Kevin Williamson on the ‘progressive’ racial narrative and its dishonesties:
When former New York City mayor Rudy Giuliani takes seriously the operative slogan of the Ferguson protests — “Black Lives Matter!” — and asks the obvious question — “Don’t they matter in the 93 percent of cases when the lives of black murder victims are taken violently by black criminals?” — the Left’s reflexive response is to denounce him as a racist. The Washington Post’s hilariously Orwellian fact-check column labelled Giuliani a liar even as it confirmed that his observation is, as a matter of fact, entirely true. […]

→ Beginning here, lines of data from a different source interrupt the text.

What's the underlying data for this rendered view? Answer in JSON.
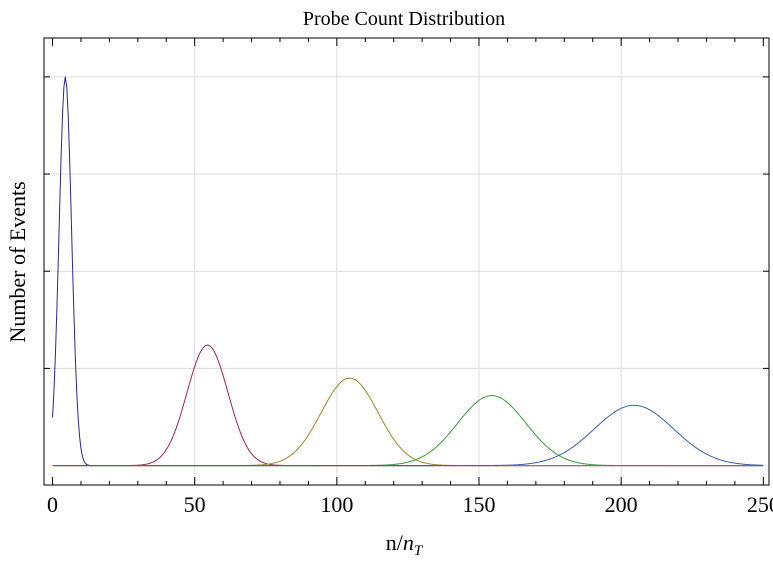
{
  "chart_data": {
    "type": "line",
    "title": "Probe Count Distribution",
    "xlabel": "n/",
    "xlabel_italic": "n",
    "xlabel_sub": "T",
    "ylabel": "Number of Events",
    "xlim": [
      -3,
      252
    ],
    "ylim": [
      -0.05,
      1.1
    ],
    "x_ticks": [
      0,
      50,
      100,
      150,
      200,
      250
    ],
    "x_minor_step": 10,
    "x_grid": [
      50,
      100,
      150,
      200
    ],
    "y_grid": [
      0.25,
      0.5,
      0.75,
      1.0
    ],
    "y_ticks_minor": [
      0.25,
      0.5,
      0.75,
      1.0
    ],
    "grid": true,
    "series": [
      {
        "color": "#2a2a8c",
        "center": 4.5,
        "sigma": 2.2,
        "peak": 1.0,
        "x_start": 0,
        "x_end": 250
      },
      {
        "color": "#a0284f",
        "center": 54.5,
        "sigma": 7.2,
        "peak": 0.31,
        "x_start": 0,
        "x_end": 250
      },
      {
        "color": "#9a8a2c",
        "center": 104.5,
        "sigma": 10.0,
        "peak": 0.225,
        "x_start": 0,
        "x_end": 250
      },
      {
        "color": "#3f9a3f",
        "center": 154.5,
        "sigma": 12.0,
        "peak": 0.18,
        "x_start": 0,
        "x_end": 250
      },
      {
        "color": "#3a62a8",
        "center": 204.5,
        "sigma": 14.0,
        "peak": 0.155,
        "x_start": 0,
        "x_end": 250
      }
    ]
  }
}
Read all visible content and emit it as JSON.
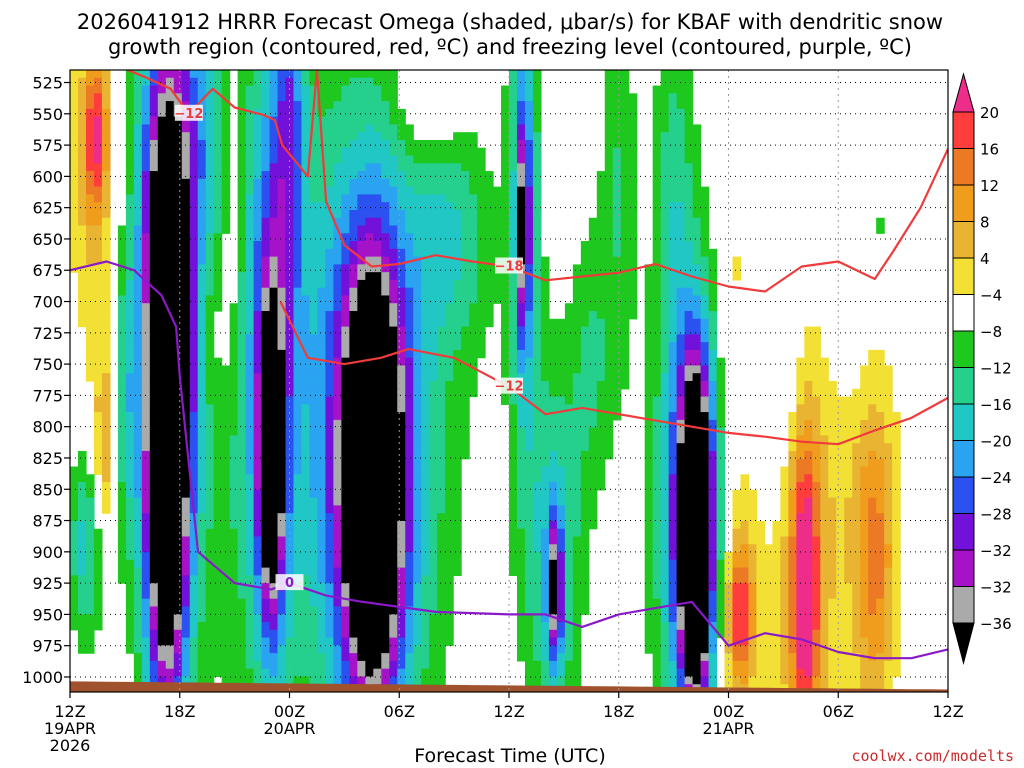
{
  "chart_data": {
    "type": "heatmap",
    "title_lines": [
      "2026041912 HRRR Forecast Omega (shaded, μbar/s) for KBAF with dendritic snow",
      "growth region (contoured, red, ºC) and freezing level (contoured, purple, ºC)"
    ],
    "xlabel": "Forecast Time (UTC)",
    "credit": "coolwx.com/modelts",
    "x_range_hours": [
      0,
      48
    ],
    "x_ticks": [
      {
        "hour": 0,
        "lines": [
          "12Z",
          "19APR",
          "2026"
        ]
      },
      {
        "hour": 6,
        "lines": [
          "18Z"
        ]
      },
      {
        "hour": 12,
        "lines": [
          "00Z",
          "20APR"
        ]
      },
      {
        "hour": 18,
        "lines": [
          "06Z"
        ]
      },
      {
        "hour": 24,
        "lines": [
          "12Z"
        ]
      },
      {
        "hour": 30,
        "lines": [
          "18Z"
        ]
      },
      {
        "hour": 36,
        "lines": [
          "00Z",
          "21APR"
        ]
      },
      {
        "hour": 42,
        "lines": [
          "06Z"
        ]
      },
      {
        "hour": 48,
        "lines": [
          "12Z"
        ]
      }
    ],
    "y_range_hpa": [
      1012,
      515
    ],
    "y_ticks": [
      "525",
      "550",
      "575",
      "600",
      "625",
      "650",
      "675",
      "700",
      "725",
      "750",
      "775",
      "800",
      "825",
      "850",
      "875",
      "900",
      "925",
      "950",
      "975",
      "1000"
    ],
    "colorbar": {
      "levels": [
        {
          "label": "20",
          "color": "#ff3d3d"
        },
        {
          "label": "16",
          "color": "#ec7a25"
        },
        {
          "label": "12",
          "color": "#f09c1c"
        },
        {
          "label": "8",
          "color": "#e8b432"
        },
        {
          "label": "4",
          "color": "#f3e034"
        },
        {
          "label": "−4",
          "color": "#ffffff"
        },
        {
          "label": "−8",
          "color": "#1fc81f"
        },
        {
          "label": "−12",
          "color": "#25cf8c"
        },
        {
          "label": "−16",
          "color": "#21c7c5"
        },
        {
          "label": "−20",
          "color": "#2aa3f1"
        },
        {
          "label": "−24",
          "color": "#2b52f0"
        },
        {
          "label": "−28",
          "color": "#7211d9"
        },
        {
          "label": "−32",
          "color": "#a612c8"
        },
        {
          "label": "−36",
          "color": "#aaaaaa"
        }
      ],
      "top_cap_color": "#ee2c8a",
      "bottom_cap_color": "#000000"
    },
    "omega_blobs": [
      {
        "t": 1.3,
        "p": 590,
        "dt": 1.0,
        "dp": 110,
        "v": 10
      },
      {
        "t": 1.4,
        "p": 570,
        "dt": 0.4,
        "dp": 40,
        "v": 18
      },
      {
        "t": 0.9,
        "p": 895,
        "dt": 0.7,
        "dp": 55,
        "v": -14
      },
      {
        "t": 1.9,
        "p": 820,
        "dt": 0.5,
        "dp": 60,
        "v": 12
      },
      {
        "t": 3.0,
        "p": 780,
        "dt": 0.4,
        "dp": 80,
        "v": -10
      },
      {
        "t": 5.3,
        "p": 790,
        "dt": 1.1,
        "dp": 180,
        "v": -30
      },
      {
        "t": 5.3,
        "p": 790,
        "dt": 0.7,
        "dp": 140,
        "v": -44
      },
      {
        "t": 5.5,
        "p": 630,
        "dt": 1.6,
        "dp": 150,
        "v": -11
      },
      {
        "t": 6.5,
        "p": 560,
        "dt": 1.5,
        "dp": 70,
        "v": -9
      },
      {
        "t": 8.9,
        "p": 590,
        "dt": 0.5,
        "dp": 110,
        "v": 8
      },
      {
        "t": 8.0,
        "p": 720,
        "dt": 0.7,
        "dp": 60,
        "v": 6
      },
      {
        "t": 10.0,
        "p": 730,
        "dt": 2.0,
        "dp": 220,
        "v": -9
      },
      {
        "t": 11.0,
        "p": 790,
        "dt": 0.7,
        "dp": 150,
        "v": -22
      },
      {
        "t": 11.0,
        "p": 830,
        "dt": 0.4,
        "dp": 70,
        "v": -33
      },
      {
        "t": 12.0,
        "p": 550,
        "dt": 0.6,
        "dp": 110,
        "v": -16
      },
      {
        "t": 16.0,
        "p": 770,
        "dt": 3.5,
        "dp": 200,
        "v": -13
      },
      {
        "t": 16.5,
        "p": 840,
        "dt": 1.8,
        "dp": 140,
        "v": -24
      },
      {
        "t": 16.5,
        "p": 850,
        "dt": 1.0,
        "dp": 110,
        "v": -42
      },
      {
        "t": 19.5,
        "p": 540,
        "dt": 1.2,
        "dp": 30,
        "v": 8
      },
      {
        "t": 21.0,
        "p": 650,
        "dt": 1.5,
        "dp": 60,
        "v": -9
      },
      {
        "t": 24.8,
        "p": 620,
        "dt": 0.6,
        "dp": 150,
        "v": -17
      },
      {
        "t": 24.8,
        "p": 640,
        "dt": 0.2,
        "dp": 60,
        "v": -28
      },
      {
        "t": 26.4,
        "p": 900,
        "dt": 1.1,
        "dp": 110,
        "v": -14
      },
      {
        "t": 26.5,
        "p": 930,
        "dt": 0.3,
        "dp": 40,
        "v": -28
      },
      {
        "t": 28.5,
        "p": 750,
        "dt": 0.8,
        "dp": 80,
        "v": -8
      },
      {
        "t": 30.0,
        "p": 600,
        "dt": 0.7,
        "dp": 120,
        "v": -8
      },
      {
        "t": 34.0,
        "p": 870,
        "dt": 1.5,
        "dp": 140,
        "v": -18
      },
      {
        "t": 34.1,
        "p": 880,
        "dt": 0.8,
        "dp": 100,
        "v": -28
      },
      {
        "t": 34.2,
        "p": 890,
        "dt": 0.45,
        "dp": 75,
        "v": -46
      },
      {
        "t": 33.0,
        "p": 600,
        "dt": 0.8,
        "dp": 100,
        "v": -9
      },
      {
        "t": 36.5,
        "p": 930,
        "dt": 1.0,
        "dp": 100,
        "v": 10
      },
      {
        "t": 36.6,
        "p": 950,
        "dt": 0.5,
        "dp": 40,
        "v": 18
      },
      {
        "t": 36.0,
        "p": 720,
        "dt": 0.5,
        "dp": 80,
        "v": 6
      },
      {
        "t": 38.0,
        "p": 650,
        "dt": 1.3,
        "dp": 60,
        "v": 5
      },
      {
        "t": 40.0,
        "p": 900,
        "dt": 1.2,
        "dp": 150,
        "v": 12
      },
      {
        "t": 40.2,
        "p": 930,
        "dt": 0.5,
        "dp": 80,
        "v": 22
      },
      {
        "t": 39.0,
        "p": 740,
        "dt": 1.0,
        "dp": 100,
        "v": -8
      },
      {
        "t": 43.5,
        "p": 880,
        "dt": 1.6,
        "dp": 120,
        "v": 7
      },
      {
        "t": 44.0,
        "p": 910,
        "dt": 0.7,
        "dp": 80,
        "v": 12
      },
      {
        "t": 42.5,
        "p": 690,
        "dt": 0.8,
        "dp": 50,
        "v": -6
      },
      {
        "t": 44.5,
        "p": 640,
        "dt": 0.3,
        "dp": 30,
        "v": -6
      }
    ],
    "contours": [
      {
        "name": "dgz-upper-minus-12",
        "label": "−12",
        "color": "#ef3b3b",
        "t": [
          2.5,
          4.0,
          5.5,
          6.5,
          7.8,
          9.0,
          10.6,
          11.2,
          11.6,
          13.0,
          13.5
        ],
        "p": [
          511,
          520,
          530,
          550,
          530,
          545,
          551,
          555,
          575,
          600,
          515
        ]
      },
      {
        "name": "dgz-minus-18",
        "label": "−18",
        "color": "#ef3b3b",
        "t": [
          13.5,
          14.0,
          15.0,
          16.5,
          18.0,
          20.0,
          22.0,
          24.0,
          26.0,
          28.0,
          30.0,
          32.0,
          34.0,
          36.0,
          38.0,
          40.0,
          42.0,
          44.0,
          45.0,
          46.5,
          48.0
        ],
        "p": [
          515,
          620,
          655,
          672,
          670,
          663,
          668,
          672,
          683,
          680,
          677,
          670,
          680,
          688,
          692,
          672,
          668,
          682,
          660,
          625,
          578
        ]
      },
      {
        "name": "dgz-lower-minus-12",
        "label": "−12",
        "color": "#ef3b3b",
        "t": [
          11.5,
          13.0,
          15.0,
          17.0,
          18.5,
          21.0,
          24.0,
          26.0,
          28.0,
          30.0,
          32.0,
          34.0,
          36.0,
          38.0,
          40.0,
          42.0,
          44.0,
          46.0,
          48.0
        ],
        "p": [
          700,
          745,
          750,
          745,
          738,
          745,
          768,
          790,
          785,
          790,
          795,
          800,
          805,
          808,
          812,
          814,
          803,
          793,
          777
        ]
      },
      {
        "name": "freezing-level-0",
        "label": "0",
        "color": "#8a1ac8",
        "t": [
          0.0,
          2.0,
          3.5,
          5.0,
          5.8,
          6.0,
          7.0,
          9.0,
          11.0,
          12.0,
          14.0,
          16.0,
          18.0,
          20.0,
          24.0,
          26.0,
          28.0,
          30.0,
          32.0,
          34.0,
          36.0,
          38.0,
          40.0,
          42.0,
          44.0,
          46.0,
          48.0
        ],
        "p": [
          675,
          668,
          675,
          695,
          720,
          760,
          900,
          925,
          930,
          925,
          935,
          940,
          944,
          948,
          950,
          950,
          960,
          950,
          945,
          940,
          975,
          965,
          970,
          980,
          985,
          985,
          978
        ]
      }
    ]
  }
}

The reality is this: Black men, especially young black men, die violent deaths at appalling rates in these United States. But they do not die very often at the hands of the Ku Klux Klan, thugs reminiscent of characters from American History X, police officers of any race or motivation, lynch mobs, the Koch brothers, Karl Rove, Walmart, the Tea Party, Goldman Sachs, carbon dioxide, or any other bogeyman currently in vogue among so-called progressives. As Giuliani noted, blacks die violent deaths almost exclusively at the hands of black criminals. But attempting to accommodate that reality in any serious way does not pay any political dividends for the Left. It does not put any money in Jesse Jackson’s pockets or create any full-time jobs for graduates of grievance-studies programs.
See also the second item here. And of course this.
Mr Williamson also wades into the deep waters of Russell Brand’s mind, where all things are possible:
Mr Brand is fond of having himself depicted as Che Guevara, a figure for whom he shares the daft enthusiasm of many members of his generation. He frets that Guevara was “a bit of a homophobe,” but insists that “we need only glance at Che to know that that is what a leader should look like,” i.e., a bit like Russell Brand. Guevara was a mass murderer who shot people for amusement. The cause in which he fought was the cause of gulags and murder. There are today, at this moment, thousands of political prisoners being tortured in prisons that Guevara helped to establish, and millions foundering in the totalitarian police state he helped to found off the coast of Florida. But… sure, great hair.
And Charles Cooke on when students are left stunned and distraught by the workings of democracy:
Some participants were so upset that the faculty had to bring in a counsellor to tell them that it was all going to be alright.
As always, feel free to share your own links and snippets in the comments. It’s what these posts are for.